Over the last 15 years, the trend has shifted from traditional CMYK densitometers to spectrophotometer based densitometers. This shift was mainly driven by more affordable, lower cost technology and the need to know more about the characteristic of the ink that is being printed. This has created a new class of products called Spectro-Densitometers.
Spectro-Densitometers are catching the eyes of press operators everywhere. Historically, they’ve had to rely on their eyes to calibrate the press, and many still do. But let’s face it; this method can be cumbersome at times, somewhat inaccurate, and expensive (in terms of time and materials).
The advantages of a Spectro-Densitometer are:
Accuracy and Reliability. A traditional densitometer uses film filters, such as the Kodak Wratten Gelatin filters, that separate the Cyan, Magenta, Yellow and Black colors from which the density of the ink on paper is measured. These filters are sensitive to moisture and high temperature. When the filter degrades, incorrect measurement values are produced. The CMYK filters are designed to measure the maximum absorbance region of process inks. Non-process inks that are often used in spot colors can be difficult to control using the non-optimal CMYK filters. A Spectro-Densitometer uses 16 or more bandpass functions to divide the visual spectrum up equally. These instruments produce a spectral fingerprint of the material measured. From the spectral data, all forms of color and density data can be accurately derived. The extra data allows a spectrophotometer to be a versatile tool that can control process and non-process inks.

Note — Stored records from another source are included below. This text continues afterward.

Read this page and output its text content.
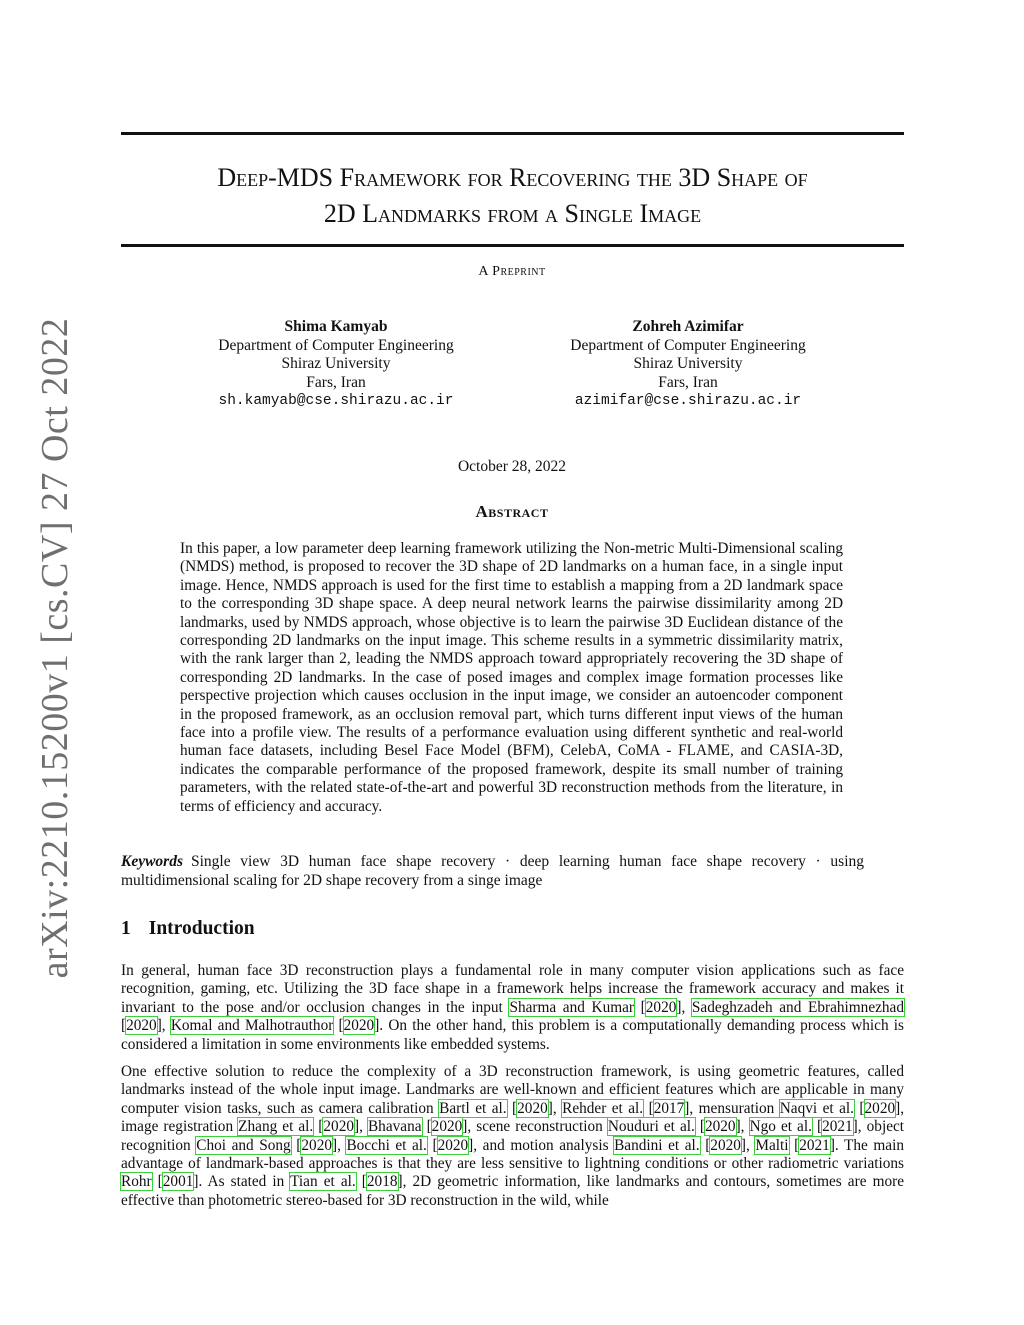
arXiv:2210.15200v1 [cs.CV] 27 Oct 2022
Deep-MDS Framework for Recovering the 3D Shape of
2D Landmarks from a Single Image
A Preprint
Shima Kamyab
Department of Computer Engineering
Shiraz University
Fars, Iran
sh.kamyab@cse.shirazu.ac.ir
Zohreh Azimifar
Department of Computer Engineering
Shiraz University
Fars, Iran
azimifar@cse.shirazu.ac.ir
October 28, 2022
Abstract

In this paper, a low parameter deep learning framework utilizing the Non-metric Multi-Dimensional scaling (NMDS) method, is proposed to recover the 3D shape of 2D landmarks on a human face, in a single input image. Hence, NMDS approach is used for the first time to establish a mapping from a 2D landmark space to the corresponding 3D shape space. A deep neural network learns the pairwise dissimilarity among 2D landmarks, used by NMDS approach, whose objective is to learn the pairwise 3D Euclidean distance of the corresponding 2D landmarks on the input image. This scheme results in a symmetric dissimilarity matrix, with the rank larger than 2, leading the NMDS approach toward appropriately recovering the 3D shape of corresponding 2D landmarks. In the case of posed images and complex image formation processes like perspective projection which causes occlusion in the input image, we consider an autoencoder component in the proposed framework, as an occlusion removal part, which turns different input views of the human face into a profile view. The results of a performance evaluation using different synthetic and real-world human face datasets, including Besel Face Model (BFM), CelebA, CoMA - FLAME, and CASIA-3D, indicates the comparable performance of the proposed framework, despite its small number of training parameters, with the related state-of-the-art and powerful 3D reconstruction methods from the literature, in terms of efficiency and accuracy.

Keywords Single view 3D human face shape recovery · deep learning human face shape recovery · using multidimensional scaling for 2D shape recovery from a singe image

1 Introduction

In general, human face 3D reconstruction plays a fundamental role in many computer vision applications such as face recognition, gaming, etc. Utilizing the 3D face shape in a framework helps increase the framework accuracy and makes it invariant to the pose and/or occlusion changes in the input Sharma and Kumar [2020], Sadeghzadeh and Ebrahimnezhad [2020], Komal and Malhotrauthor [2020]. On the other hand, this problem is a computationally demanding process which is considered a limitation in some environments like embedded systems.

One effective solution to reduce the complexity of a 3D reconstruction framework, is using geometric features, called landmarks instead of the whole input image. Landmarks are well-known and efficient features which are applicable in many computer vision tasks, such as camera calibration Bartl et al. [2020], Rehder et al. [2017], mensuration Naqvi et al. [2020], image registration Zhang et al. [2020], Bhavana [2020], scene reconstruction Nouduri et al. [2020], Ngo et al. [2021], object recognition Choi and Song [2020], Bocchi et al. [2020], and motion analysis Bandini et al. [2020], Malti [2021]. The main advantage of landmark-based approaches is that they are less sensitive to lightning conditions or other radiometric variations Rohr [2001]. As stated in Tian et al. [2018], 2D geometric information, like landmarks and contours, sometimes are more effective than photometric stereo-based for 3D reconstruction in the wild, while
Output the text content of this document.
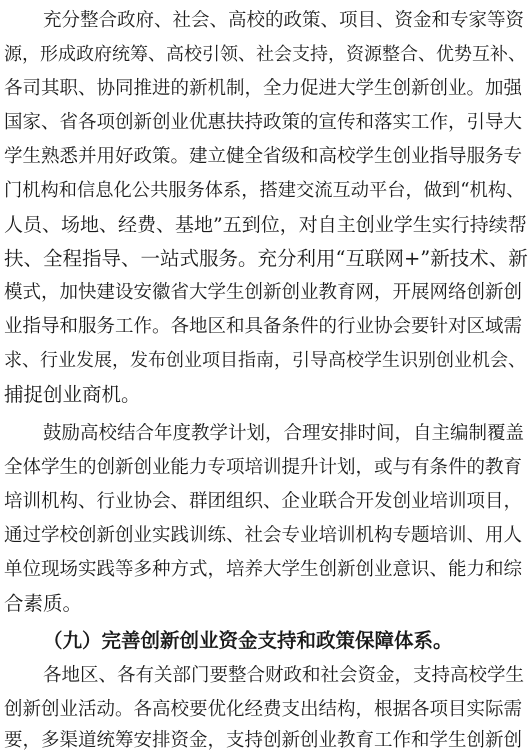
充分整合政府、社会、高校的政策、项目、资金和专家等资
源，形成政府统筹、高校引领、社会支持，资源整合、优势互补、
各司其职、协同推进的新机制，全力促进大学生创新创业。加强
国家、省各项创新创业优惠扶持政策的宣传和落实工作，引导大
学生熟悉并用好政策。建立健全省级和高校学生创业指导服务专
门机构和信息化公共服务体系，搭建交流互动平台，做到“机构、
人员、场地、经费、基地”五到位，对自主创业学生实行持续帮
扶、全程指导、一站式服务。充分利用“互联网+”新技术、新
模式，加快建设安徽省大学生创新创业教育网，开展网络创新创
业指导和服务工作。各地区和具备条件的行业协会要针对区域需
求、行业发展，发布创业项目指南，引导高校学生识别创业机会、
捕捉创业商机。
鼓励高校结合年度教学计划，合理安排时间，自主编制覆盖
全体学生的创新创业能力专项培训提升计划，或与有条件的教育
培训机构、行业协会、群团组织、企业联合开发创业培训项目，
通过学校创新创业实践训练、社会专业培训机构专题培训、用人
单位现场实践等多种方式，培养大学生创新创业意识、能力和综
合素质。
（九）完善创新创业资金支持和政策保障体系。
各地区、各有关部门要整合财政和社会资金，支持高校学生
创新创业活动。各高校要优化经费支出结构，根据各项目实际需
要，多渠道统筹安排资金，支持创新创业教育工作和学生创新创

Detection of Ink Contamination. This common problem can be caused by many factors such as by unintentionally laying too much of one color of ink on the paper which then gets carried through the press to another ink fountain. Since contamination impacts the high reflectance region of an ink and not the maximum absorbance region, a densitometer is blind to the phenomenon. The versatility of the spectrophotometer allows it to provide other useful metrics, such as the L*a*b* values and the resulting hue which quickly identify ink contamination. These same capabilities allow for new control strategies such as those described in industry standards like ISO, SWOP, GRAcol G7™ etc.
G7 calibration process. This process monitors a gray series as well as the primary inks to accurately maintain near neutral colors. With such a process, the color fidelity of the printing process is greatly improved. (This process relies heavily on maintaining near neutral color for the gray color by measuring the L*A*B of paper white and subtracting the color of the paper white which is not perfectly neutral white.